Day Three - Conflict Between Principles, Theory and Practice in Museum Project Management

It was very nice to see Vicky presenting at Research Week, as I worked with her a lot last summer. This presentation was, in part, based upon some of the work that I was able to help her with at the Ashmolean, and it was great to get a different, more academic, perspective on it.

Vicky's research will look at the impact of projects on museums and their internal communities. Project management, as some of you may know, is an arduous and demanding task, and the way in which a significant project such as the Ashmolean redevelopment is managed is critical in the way the organisation responds to the changes it creates. Vicky will look at the techniques of project management, museum project processes such as evaluation, considering throughout the variety and difference of museums and their projects.

Her research will consider the existing museum staff and structures, how they are involved in project management and whether the culture of the museum changes throughout and after the implementation. From my limited experience, this is a really hard area of project management to cope with - for many people are averse to change, in some ways quite understandably so. Change is frightening, and people need to see that it can also be good. You also need to manage the relationships between existing staff, new staff, and staff brought in purely for set tasks and periods of time during the project, and you have to consider at each point how much each of them are invested in the work and the museum. Vicky must, she notes, also consider the role of funding, for those who are funding the project, be they the public, the government, or private individuals also have a stake in what happens.

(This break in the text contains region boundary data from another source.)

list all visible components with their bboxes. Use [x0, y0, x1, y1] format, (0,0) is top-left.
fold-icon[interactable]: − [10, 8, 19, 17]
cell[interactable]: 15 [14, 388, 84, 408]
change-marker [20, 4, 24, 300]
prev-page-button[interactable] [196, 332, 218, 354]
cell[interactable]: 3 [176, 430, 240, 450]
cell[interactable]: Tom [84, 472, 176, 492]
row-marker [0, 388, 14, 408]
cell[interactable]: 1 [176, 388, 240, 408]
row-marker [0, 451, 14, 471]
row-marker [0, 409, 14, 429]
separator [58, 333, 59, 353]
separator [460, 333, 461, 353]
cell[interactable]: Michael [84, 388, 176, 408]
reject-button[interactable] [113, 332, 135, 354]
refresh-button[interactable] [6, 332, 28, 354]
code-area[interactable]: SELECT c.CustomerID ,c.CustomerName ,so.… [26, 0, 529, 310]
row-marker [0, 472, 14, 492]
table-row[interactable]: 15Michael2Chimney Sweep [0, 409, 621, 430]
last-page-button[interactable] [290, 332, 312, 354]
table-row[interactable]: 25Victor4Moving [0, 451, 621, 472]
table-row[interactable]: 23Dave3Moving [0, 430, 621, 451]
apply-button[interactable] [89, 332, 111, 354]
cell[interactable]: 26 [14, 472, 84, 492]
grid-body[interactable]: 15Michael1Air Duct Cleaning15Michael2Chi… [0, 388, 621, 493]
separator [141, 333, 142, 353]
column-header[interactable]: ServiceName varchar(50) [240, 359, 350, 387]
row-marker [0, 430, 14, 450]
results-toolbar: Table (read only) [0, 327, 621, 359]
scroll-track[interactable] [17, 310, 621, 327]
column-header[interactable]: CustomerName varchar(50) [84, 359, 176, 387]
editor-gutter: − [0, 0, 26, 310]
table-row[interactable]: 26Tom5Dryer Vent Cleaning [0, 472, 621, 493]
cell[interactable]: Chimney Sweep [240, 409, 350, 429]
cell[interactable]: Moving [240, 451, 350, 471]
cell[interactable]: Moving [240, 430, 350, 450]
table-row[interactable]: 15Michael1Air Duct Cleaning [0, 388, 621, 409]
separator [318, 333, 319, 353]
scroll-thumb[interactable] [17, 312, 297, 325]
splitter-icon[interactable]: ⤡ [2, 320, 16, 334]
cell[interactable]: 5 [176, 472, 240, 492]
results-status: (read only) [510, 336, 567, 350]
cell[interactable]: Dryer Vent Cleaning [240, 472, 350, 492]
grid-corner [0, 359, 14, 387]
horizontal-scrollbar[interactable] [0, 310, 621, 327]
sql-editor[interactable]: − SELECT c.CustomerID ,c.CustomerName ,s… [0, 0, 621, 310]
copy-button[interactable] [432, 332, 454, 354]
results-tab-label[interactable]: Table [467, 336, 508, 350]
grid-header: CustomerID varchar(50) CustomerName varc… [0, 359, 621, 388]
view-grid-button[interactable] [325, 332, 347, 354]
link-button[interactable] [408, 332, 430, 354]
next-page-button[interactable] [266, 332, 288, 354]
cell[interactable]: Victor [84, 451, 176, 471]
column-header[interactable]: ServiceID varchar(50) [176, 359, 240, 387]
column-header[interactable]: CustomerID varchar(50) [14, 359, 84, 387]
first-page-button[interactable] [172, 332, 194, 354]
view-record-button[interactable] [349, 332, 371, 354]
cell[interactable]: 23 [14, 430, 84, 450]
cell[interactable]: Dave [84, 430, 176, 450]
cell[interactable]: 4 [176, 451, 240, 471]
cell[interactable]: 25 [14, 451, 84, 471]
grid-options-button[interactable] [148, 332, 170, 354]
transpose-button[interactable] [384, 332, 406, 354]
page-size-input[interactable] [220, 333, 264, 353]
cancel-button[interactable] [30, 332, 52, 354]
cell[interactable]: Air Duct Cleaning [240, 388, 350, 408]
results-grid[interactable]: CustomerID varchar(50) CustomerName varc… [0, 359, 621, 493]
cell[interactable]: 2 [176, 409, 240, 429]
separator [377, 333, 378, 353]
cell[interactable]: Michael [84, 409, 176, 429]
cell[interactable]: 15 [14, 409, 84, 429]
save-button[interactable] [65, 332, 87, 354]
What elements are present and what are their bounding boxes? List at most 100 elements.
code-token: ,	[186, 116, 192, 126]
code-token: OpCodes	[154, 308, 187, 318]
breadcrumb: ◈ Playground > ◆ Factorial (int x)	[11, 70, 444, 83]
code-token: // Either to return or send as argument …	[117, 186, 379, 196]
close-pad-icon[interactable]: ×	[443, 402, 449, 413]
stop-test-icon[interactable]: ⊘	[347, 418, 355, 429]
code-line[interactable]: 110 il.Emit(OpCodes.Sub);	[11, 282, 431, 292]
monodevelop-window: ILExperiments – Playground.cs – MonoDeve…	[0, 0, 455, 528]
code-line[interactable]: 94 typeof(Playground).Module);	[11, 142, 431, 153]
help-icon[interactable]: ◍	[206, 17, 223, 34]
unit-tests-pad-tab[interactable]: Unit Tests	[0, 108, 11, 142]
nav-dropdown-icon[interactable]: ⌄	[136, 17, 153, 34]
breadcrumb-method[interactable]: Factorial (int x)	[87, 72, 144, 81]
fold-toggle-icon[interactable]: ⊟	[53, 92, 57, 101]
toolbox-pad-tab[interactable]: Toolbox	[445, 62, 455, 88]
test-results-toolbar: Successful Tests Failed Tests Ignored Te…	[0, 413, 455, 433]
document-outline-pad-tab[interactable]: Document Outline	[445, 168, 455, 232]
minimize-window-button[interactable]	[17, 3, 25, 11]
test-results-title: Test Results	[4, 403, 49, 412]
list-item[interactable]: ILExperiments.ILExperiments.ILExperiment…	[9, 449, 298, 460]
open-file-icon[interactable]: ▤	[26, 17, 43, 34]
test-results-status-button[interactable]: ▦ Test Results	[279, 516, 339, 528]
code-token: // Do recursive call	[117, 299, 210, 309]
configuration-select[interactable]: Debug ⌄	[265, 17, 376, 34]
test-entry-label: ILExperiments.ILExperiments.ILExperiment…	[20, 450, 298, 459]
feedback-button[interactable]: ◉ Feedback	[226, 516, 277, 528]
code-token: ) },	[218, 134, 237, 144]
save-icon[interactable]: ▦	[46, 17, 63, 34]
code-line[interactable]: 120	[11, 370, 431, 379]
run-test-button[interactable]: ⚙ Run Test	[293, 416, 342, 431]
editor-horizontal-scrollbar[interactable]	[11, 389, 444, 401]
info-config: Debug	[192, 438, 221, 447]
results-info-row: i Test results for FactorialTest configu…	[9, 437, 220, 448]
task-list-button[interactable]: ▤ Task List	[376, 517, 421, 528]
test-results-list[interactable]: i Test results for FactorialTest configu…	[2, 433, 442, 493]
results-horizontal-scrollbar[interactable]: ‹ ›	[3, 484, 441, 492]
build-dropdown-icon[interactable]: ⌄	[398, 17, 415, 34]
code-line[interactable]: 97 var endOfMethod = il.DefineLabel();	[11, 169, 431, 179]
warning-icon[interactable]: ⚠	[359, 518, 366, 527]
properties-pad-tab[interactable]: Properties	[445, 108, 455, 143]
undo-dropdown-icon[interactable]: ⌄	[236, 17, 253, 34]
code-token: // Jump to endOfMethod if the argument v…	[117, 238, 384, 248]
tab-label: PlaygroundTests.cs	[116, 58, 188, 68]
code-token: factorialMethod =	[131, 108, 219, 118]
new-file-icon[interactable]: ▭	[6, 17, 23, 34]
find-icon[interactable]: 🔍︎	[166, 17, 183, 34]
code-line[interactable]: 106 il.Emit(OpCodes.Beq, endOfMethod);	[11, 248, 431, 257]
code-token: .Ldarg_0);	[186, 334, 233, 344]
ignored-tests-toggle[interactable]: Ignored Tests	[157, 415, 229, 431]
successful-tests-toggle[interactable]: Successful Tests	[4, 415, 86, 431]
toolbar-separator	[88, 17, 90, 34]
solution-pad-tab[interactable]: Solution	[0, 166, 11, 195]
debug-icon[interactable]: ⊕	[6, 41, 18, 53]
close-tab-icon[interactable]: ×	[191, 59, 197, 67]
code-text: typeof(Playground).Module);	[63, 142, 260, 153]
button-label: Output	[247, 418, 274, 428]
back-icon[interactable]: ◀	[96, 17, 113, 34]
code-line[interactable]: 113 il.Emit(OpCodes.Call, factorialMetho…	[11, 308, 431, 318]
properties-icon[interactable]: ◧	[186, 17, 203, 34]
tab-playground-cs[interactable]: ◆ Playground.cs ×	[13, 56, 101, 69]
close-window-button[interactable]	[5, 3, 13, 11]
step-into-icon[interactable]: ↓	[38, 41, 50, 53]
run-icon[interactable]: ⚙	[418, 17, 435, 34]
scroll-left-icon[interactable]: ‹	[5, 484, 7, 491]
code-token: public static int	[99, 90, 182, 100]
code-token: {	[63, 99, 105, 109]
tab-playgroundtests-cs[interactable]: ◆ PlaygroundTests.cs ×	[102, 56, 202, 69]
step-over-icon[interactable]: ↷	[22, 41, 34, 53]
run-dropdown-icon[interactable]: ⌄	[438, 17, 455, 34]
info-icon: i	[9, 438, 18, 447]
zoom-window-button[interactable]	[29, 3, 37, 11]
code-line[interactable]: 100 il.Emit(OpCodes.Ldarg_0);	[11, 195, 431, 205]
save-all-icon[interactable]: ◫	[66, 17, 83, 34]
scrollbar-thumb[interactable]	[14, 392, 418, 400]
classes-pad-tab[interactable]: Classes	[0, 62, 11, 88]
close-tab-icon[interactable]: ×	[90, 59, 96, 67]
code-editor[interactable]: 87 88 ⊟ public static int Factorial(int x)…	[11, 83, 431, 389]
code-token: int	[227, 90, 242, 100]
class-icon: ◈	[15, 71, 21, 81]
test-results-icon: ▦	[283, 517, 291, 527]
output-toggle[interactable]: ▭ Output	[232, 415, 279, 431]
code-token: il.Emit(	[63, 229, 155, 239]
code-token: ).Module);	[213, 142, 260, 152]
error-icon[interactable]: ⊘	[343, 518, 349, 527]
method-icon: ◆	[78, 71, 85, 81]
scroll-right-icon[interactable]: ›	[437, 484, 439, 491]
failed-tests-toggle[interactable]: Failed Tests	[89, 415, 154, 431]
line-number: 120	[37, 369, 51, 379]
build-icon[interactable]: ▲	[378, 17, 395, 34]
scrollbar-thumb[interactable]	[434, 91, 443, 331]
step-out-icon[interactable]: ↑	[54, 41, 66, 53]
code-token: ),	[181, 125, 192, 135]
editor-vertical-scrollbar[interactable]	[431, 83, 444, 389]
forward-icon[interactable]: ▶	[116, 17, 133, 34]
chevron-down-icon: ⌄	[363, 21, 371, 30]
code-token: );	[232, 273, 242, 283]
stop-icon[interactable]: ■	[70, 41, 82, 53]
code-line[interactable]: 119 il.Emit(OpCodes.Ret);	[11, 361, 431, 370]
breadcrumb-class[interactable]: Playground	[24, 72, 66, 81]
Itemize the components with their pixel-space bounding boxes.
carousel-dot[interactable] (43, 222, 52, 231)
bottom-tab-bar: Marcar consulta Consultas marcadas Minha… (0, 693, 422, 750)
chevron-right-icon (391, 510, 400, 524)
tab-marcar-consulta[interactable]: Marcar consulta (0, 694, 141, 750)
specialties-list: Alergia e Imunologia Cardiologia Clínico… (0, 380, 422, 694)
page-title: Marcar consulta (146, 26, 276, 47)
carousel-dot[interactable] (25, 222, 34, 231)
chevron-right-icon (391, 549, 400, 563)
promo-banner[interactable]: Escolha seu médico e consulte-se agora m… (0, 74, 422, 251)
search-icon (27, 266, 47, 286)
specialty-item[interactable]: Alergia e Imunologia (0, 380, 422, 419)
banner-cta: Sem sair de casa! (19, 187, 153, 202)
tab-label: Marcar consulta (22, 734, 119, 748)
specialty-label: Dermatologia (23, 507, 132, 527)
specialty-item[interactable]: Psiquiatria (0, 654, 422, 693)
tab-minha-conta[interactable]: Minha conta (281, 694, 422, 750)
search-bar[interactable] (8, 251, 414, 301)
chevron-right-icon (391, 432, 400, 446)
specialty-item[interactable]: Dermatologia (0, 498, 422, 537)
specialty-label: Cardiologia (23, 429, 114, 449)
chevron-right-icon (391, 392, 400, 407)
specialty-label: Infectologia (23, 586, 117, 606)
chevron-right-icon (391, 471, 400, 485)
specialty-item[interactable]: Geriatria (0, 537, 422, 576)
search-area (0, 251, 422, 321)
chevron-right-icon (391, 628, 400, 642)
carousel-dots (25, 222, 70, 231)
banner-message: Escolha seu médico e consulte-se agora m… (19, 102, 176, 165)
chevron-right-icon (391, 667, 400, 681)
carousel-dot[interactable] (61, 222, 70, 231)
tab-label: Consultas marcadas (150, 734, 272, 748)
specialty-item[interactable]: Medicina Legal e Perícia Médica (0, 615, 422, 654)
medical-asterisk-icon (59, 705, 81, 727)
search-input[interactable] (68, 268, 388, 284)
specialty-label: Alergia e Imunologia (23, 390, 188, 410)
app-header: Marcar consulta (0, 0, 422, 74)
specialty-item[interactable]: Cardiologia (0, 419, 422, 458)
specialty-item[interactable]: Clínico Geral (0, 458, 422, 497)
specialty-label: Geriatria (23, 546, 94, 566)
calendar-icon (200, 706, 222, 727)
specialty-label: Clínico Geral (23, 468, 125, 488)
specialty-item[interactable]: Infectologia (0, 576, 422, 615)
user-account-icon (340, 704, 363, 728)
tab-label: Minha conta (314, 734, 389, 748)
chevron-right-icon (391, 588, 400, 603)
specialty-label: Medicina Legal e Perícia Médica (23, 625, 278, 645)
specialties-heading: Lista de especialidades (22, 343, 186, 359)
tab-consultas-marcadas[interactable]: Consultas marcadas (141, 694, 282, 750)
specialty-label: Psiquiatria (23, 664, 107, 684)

In any project, a museum and its community changes - it cannot help but do so. Museums are incredibly diverse places, and they need their own versions of project management to consider their individuality (and their individuals!). These are not corporate projects, but projects with emotional and cultural importance and meaning. Knossos, the Ashmolean, and the Bahrain National Museum, which she will use as case studies, are hugely significant sites in their various locales and beyond, and the application of project management strategies to their development and change must be carefully considered.

Thank you, Vicky, for a great presentation! I'm hopeful for the future of museum projects if there are more like you out there!